La huerta en realidad son tres. La primera nació en este predio al norte del ejido urbano, donde también funciona una fábrica de conservas de la cooperativa “Pueblo Verde”. Le suman valor agregado a las verduras y frutas que producen y también reciben insumos de otras fuentes.
El segundo lote frutihortícola se sumó al este del pueblo y el tercero, el más nuevo y ambicioso, se ve desde la ruta 90 en el acceso. Son siete hectáreas que incluyen dos invernaderos inteligentes que regulan la temperatura y la humedad, una futura planta de biogás y un Centro de Semillas Nativas.
El despliegue es inédito, mucho más para una localidad de cuatro mil habitantes que se sale de toda lógica para la zona donde está: la pampa sojera del sur de Santa Fe. El presidente comunal de Máximo Paz, Darío Baiocco, es además el titular de la cooperativa con 20 trabajadores. Puestos de empleo que hace tres años no existían.
Aunque adhieren a los principios de la agroecología, es más un camino que un fin en sí mismo. “Abastecemos una gran zona del departamento Constitución y apoyamos a los trabajadores. Porque el proyecto es para generar mano de obra local y ver cómo bajamos el costo de los alimentos de calidad y sanos en la región”, resume Baiocco.
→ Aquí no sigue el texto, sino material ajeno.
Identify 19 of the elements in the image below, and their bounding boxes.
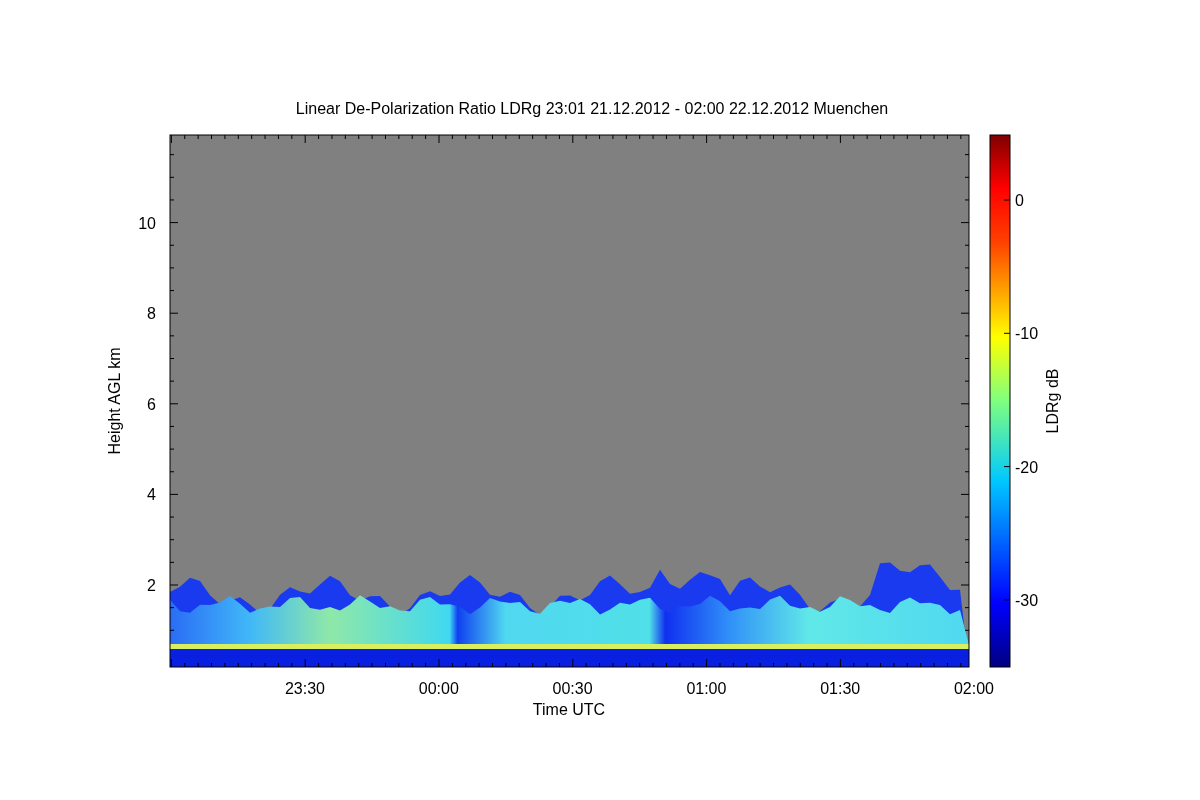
colorbar-tick-label: 0 (1015, 192, 1024, 209)
x-tick-label: 01:30 (820, 680, 861, 697)
y-tick-label: 2 (147, 577, 156, 594)
colorbar-tick-label: -20 (1015, 458, 1039, 476)
colorbar-tick-label: -30 (1015, 591, 1039, 609)
x-tick-label: 00:00 (418, 680, 459, 697)
x-tick-label: 01:00 (686, 680, 727, 697)
colorbar-label: LDRg dB (1044, 368, 1061, 434)
y-tick-label: 6 (147, 395, 156, 413)
x-tick-label: 02:00 (954, 680, 994, 697)
y-tick-label: 8 (147, 305, 156, 323)
colorbar-tick-label: -10 (1015, 325, 1039, 343)
chart-title: Linear De-Polarization Ratio LDRg 23:01 21.12.2012 - 02:00 22.12.2012 Muenchen (295, 100, 889, 117)
x-tick-label: 00:30 (552, 680, 593, 697)
x-axis-label: Time UTC (532, 701, 606, 718)
y-tick-label: 10 (138, 214, 156, 232)
y-tick-label: 4 (147, 486, 156, 504)
x-tick-label: 23:30 (285, 680, 325, 697)
y-axis-label: Height AGL km (106, 347, 123, 455)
El crecimiento fue vertiginoso en estos años pero desde diciembre pasado, con el cambio de gobierno nacional y sobre todo con la concepción de retirar al Estado de ese tipo de emprendimientos, el desafío fue doble: ¿cómo hacer sustentable un modelo alternativo?
Periurbano en disputa
Máximo Paz está entre el taco y la suela de la bota que dibujan los límites provinciales. Desde Rosario, la hora y pico de viaje en auto, unos 80 kilómetros al sur, es una ele que baja por la ruta 18 y dobla por la 90. El acceso al pueblo cumple con el estereotipo de la región: una estación de servicio, campos alrededor y dos letreros corpóreos, uno de colores y otro con un centenario pasado (1890-1990).
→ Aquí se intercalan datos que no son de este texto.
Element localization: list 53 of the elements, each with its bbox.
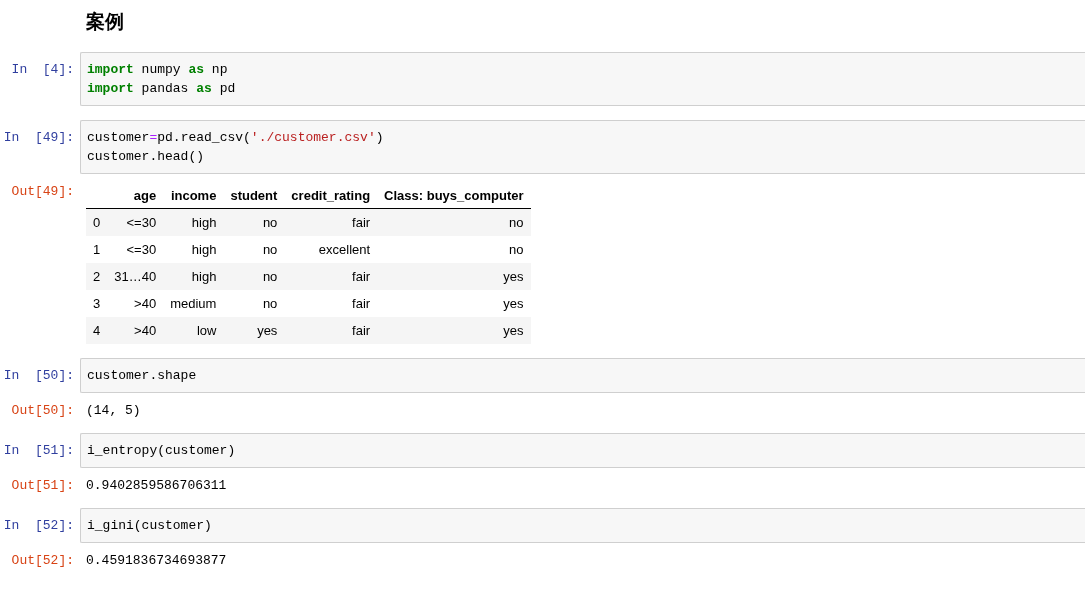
table-cell: high <box>163 263 224 290</box>
table-cell: >40 <box>107 290 164 317</box>
output-prompt: Out[50]: <box>10 402 75 419</box>
table-cell: yes <box>223 317 285 344</box>
column-header: Class: buys_computer <box>377 183 531 209</box>
input-prompt: In [52]: <box>2 517 75 534</box>
output-text: 0.4591836734693877 <box>85 552 228 569</box>
output-text: 0.9402859586706311 <box>85 477 228 494</box>
table-cell: no <box>223 208 285 236</box>
output-text: (14, 5) <box>85 402 142 419</box>
table-cell: fair <box>284 263 378 290</box>
table-cell: fair <box>284 208 378 236</box>
column-header: student <box>223 183 285 209</box>
table-cell: fair <box>284 317 378 344</box>
table-cell: excellent <box>284 236 378 263</box>
output-prompt: Out[52]: <box>10 552 75 569</box>
input-prompt: In [50]: <box>2 367 75 384</box>
table-cell: high <box>163 236 224 263</box>
table-cell: no <box>223 263 285 290</box>
output-prompt: Out[51]: <box>10 477 75 494</box>
row-index: 3 <box>86 290 108 317</box>
table-cell: medium <box>163 290 224 317</box>
code-input[interactable]: customer=pd.read_csv('./customer.csv') customer.head() <box>80 120 1085 174</box>
input-prompt: In [49]: <box>2 129 75 146</box>
table-cell: yes <box>377 290 531 317</box>
column-header: credit_rating <box>284 183 378 209</box>
row-index: 2 <box>86 263 108 290</box>
table-cell: low <box>163 317 224 344</box>
column-header: income <box>163 183 224 209</box>
column-header: age <box>107 183 164 209</box>
section-heading: 案例 <box>86 9 125 34</box>
code-input[interactable]: import numpy as np import pandas as pd <box>80 52 1085 106</box>
table-cell: yes <box>377 263 531 290</box>
row-index: 4 <box>86 317 108 344</box>
code-input[interactable]: i_gini(customer) <box>80 508 1085 543</box>
table-cell: <=30 <box>107 236 164 263</box>
input-prompt: In [4]: <box>10 61 75 78</box>
table-cell: no <box>377 208 531 236</box>
code-input[interactable]: customer.shape <box>80 358 1085 393</box>
output-prompt: Out[49]: <box>10 183 75 200</box>
row-index: 1 <box>86 236 108 263</box>
table-cell: 31…40 <box>107 263 164 290</box>
table-cell: >40 <box>107 317 164 344</box>
input-prompt: In [51]: <box>2 442 75 459</box>
table-cell: no <box>223 236 285 263</box>
table-cell: fair <box>284 290 378 317</box>
table-cell: yes <box>377 317 531 344</box>
table-cell: no <box>377 236 531 263</box>
table-cell: <=30 <box>107 208 164 236</box>
row-index: 0 <box>86 208 108 236</box>
table-cell: no <box>223 290 285 317</box>
table-cell: high <box>163 208 224 236</box>
code-input[interactable]: i_entropy(customer) <box>80 433 1085 468</box>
Esas letras robustas son la ostentación de un volumen del que carece. Desde la avenida principal, 25 de Mayo, se abren un par de cuadras a cada lado. La parte más ancha está en el centro del ejido: casi un kilómetro. En el núcleo, la plaza Sarmiento y el edificio de la comuna, donde Baiocco tiene su oficina y una pizarra negra avisa con tiza las fechas de vencimiento de la “Tasa por hectárea”.
En otra pared, el escudo: un viejo colono con su arado de madera tirado por dos bueyes bajo un sol pleno. Acá nació la rebelión chacarera conocida como Grito de Alcorta, por el pueblo vecino. Y acá anida, un siglo y pico más tarde, un proyecto disruptivo. Un hueco en la alfombra homogénea de la pampa húmeda. Una amenaza para el tejido apretado de cultivos extensivos y uso creciente de agroquímicos.
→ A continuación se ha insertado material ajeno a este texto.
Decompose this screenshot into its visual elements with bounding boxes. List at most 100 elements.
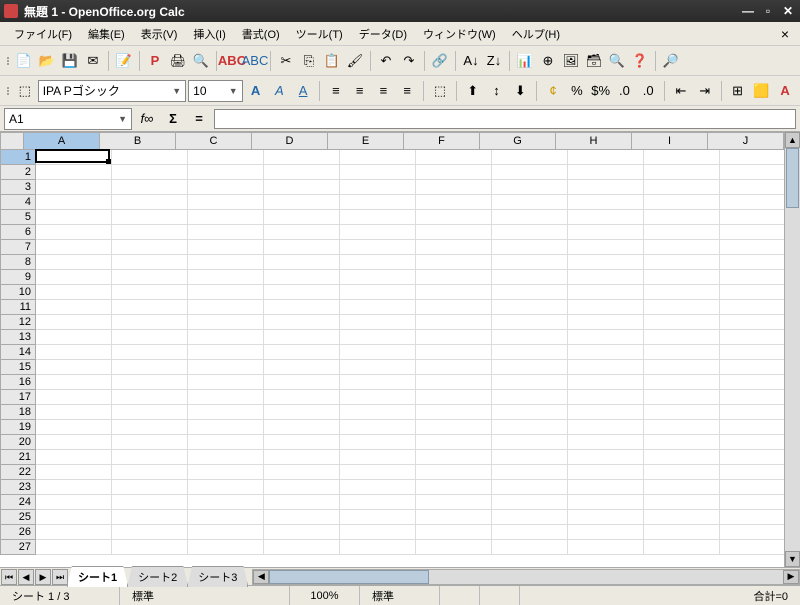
cell[interactable] [644,225,720,240]
cell[interactable] [188,480,264,495]
cell[interactable] [416,300,492,315]
function-wizard-button[interactable]: f∞ [136,108,158,130]
cell[interactable] [568,180,644,195]
row-header[interactable]: 11 [0,300,36,315]
menu-window[interactable]: ウィンドウ(W) [415,23,504,45]
percent-button[interactable]: % [566,80,588,102]
save-button[interactable]: 💾 [59,50,81,72]
sort-desc-button[interactable]: Z↓ [483,50,505,72]
cell[interactable] [568,465,644,480]
menu-data[interactable]: データ(D) [351,23,415,45]
toolbar-handle[interactable] [4,57,12,65]
cell[interactable] [644,375,720,390]
cell[interactable] [112,315,188,330]
cell[interactable] [568,540,644,555]
cell[interactable] [644,210,720,225]
cell[interactable] [568,495,644,510]
scroll-thumb[interactable] [269,570,429,584]
cell[interactable] [340,195,416,210]
cell[interactable] [644,345,720,360]
row-header[interactable]: 19 [0,420,36,435]
cell[interactable] [416,180,492,195]
cell[interactable] [112,405,188,420]
scroll-right-button[interactable]: ▶ [783,570,799,584]
cell[interactable] [720,210,784,225]
row-header[interactable]: 23 [0,480,36,495]
cell[interactable] [188,300,264,315]
cell[interactable] [340,375,416,390]
cell[interactable] [36,525,112,540]
cell[interactable] [112,225,188,240]
cell[interactable] [36,420,112,435]
column-header[interactable]: I [632,132,708,150]
gallery-button[interactable]: 🖼 [560,50,582,72]
cell[interactable] [416,195,492,210]
cell[interactable] [720,465,784,480]
cell[interactable] [340,150,416,165]
cell[interactable] [720,240,784,255]
maximize-button[interactable]: ▫ [760,3,776,19]
cell[interactable] [36,285,112,300]
cell[interactable] [264,345,340,360]
cell[interactable] [644,255,720,270]
cell[interactable] [568,390,644,405]
paste-button[interactable]: 📋 [321,50,343,72]
scroll-track[interactable] [785,148,800,551]
scroll-left-button[interactable]: ◀ [253,570,269,584]
cell[interactable] [36,195,112,210]
column-header[interactable]: B [100,132,176,150]
cell[interactable] [416,465,492,480]
cell[interactable] [492,195,568,210]
cell[interactable] [644,240,720,255]
cell[interactable] [416,510,492,525]
cell[interactable] [644,420,720,435]
cell[interactable] [36,465,112,480]
cell[interactable] [720,345,784,360]
cell[interactable] [416,165,492,180]
cell[interactable] [112,285,188,300]
prev-sheet-button[interactable]: ◀ [18,569,34,585]
cell[interactable] [492,525,568,540]
cell[interactable] [644,450,720,465]
cell[interactable] [416,495,492,510]
row-header[interactable]: 5 [0,210,36,225]
close-button[interactable]: ✕ [780,3,796,19]
cell[interactable] [264,180,340,195]
cell[interactable] [36,540,112,555]
cell[interactable] [112,465,188,480]
cell[interactable] [644,525,720,540]
cell[interactable] [340,345,416,360]
sheet-tab-3[interactable]: シート3 [187,566,248,587]
cell[interactable] [188,315,264,330]
cell[interactable] [720,480,784,495]
cell[interactable] [340,315,416,330]
cell[interactable] [568,165,644,180]
align-bottom-button[interactable]: ⬇ [509,80,531,102]
standard-format-button[interactable]: $% [590,80,612,102]
cell[interactable] [720,510,784,525]
cell[interactable] [644,465,720,480]
cell[interactable] [188,165,264,180]
cell[interactable] [340,165,416,180]
cell[interactable] [340,405,416,420]
name-box[interactable]: A1▼ [4,108,132,130]
cell[interactable] [112,165,188,180]
cell[interactable] [264,195,340,210]
cell[interactable] [568,510,644,525]
cell[interactable] [568,210,644,225]
cell[interactable] [492,435,568,450]
insert-mode[interactable]: 標準 [360,586,440,605]
cell[interactable] [340,420,416,435]
row-header[interactable]: 20 [0,435,36,450]
cell[interactable] [416,390,492,405]
cell[interactable] [568,255,644,270]
remove-decimal-button[interactable]: .0 [637,80,659,102]
row-header[interactable]: 2 [0,165,36,180]
cell[interactable] [568,360,644,375]
cell[interactable] [492,150,568,165]
cell[interactable] [112,390,188,405]
cell[interactable] [416,285,492,300]
cell[interactable] [644,390,720,405]
cell[interactable] [416,435,492,450]
cell[interactable] [340,390,416,405]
Todo empezó por una pelea. En realidad, varias que engloban una sola: los habitantes del límite de la comuna con los aplicadores de los campos linderos. Hubo denuncias contra los dueños de los lotes y los responsables de arrojar tóxicos sobre casas, clubes o centros de salud. Alguno intentó resolver el problema con sus propias armas, en el sentido más estricto de la expresión. Baiocco asumió en 2019 con el objetivo de ordenar el conflicto.
Hombre criado a campo, peronista, frontal y hacedor, propuso (la palabra también podría ser impuso) una ordenanza de fitosanitarios. Desde 2020, no se pueden usar químicos de ningún tipo a 50 metros de los límites del pueblo (alcanzó a unos 15 productores y casi 100 hectáreas). Y cualquier lote que esté hasta mil metros de distancia debe someterse a un control absoluto de las aplicaciones. Ese monitoreo se resume bajo el concepto de “buenas prácticas”: contar con una receta de un ingeniero agrónomo, fijar fechas y horarios, tener en cuenta el viento y otras condiciones.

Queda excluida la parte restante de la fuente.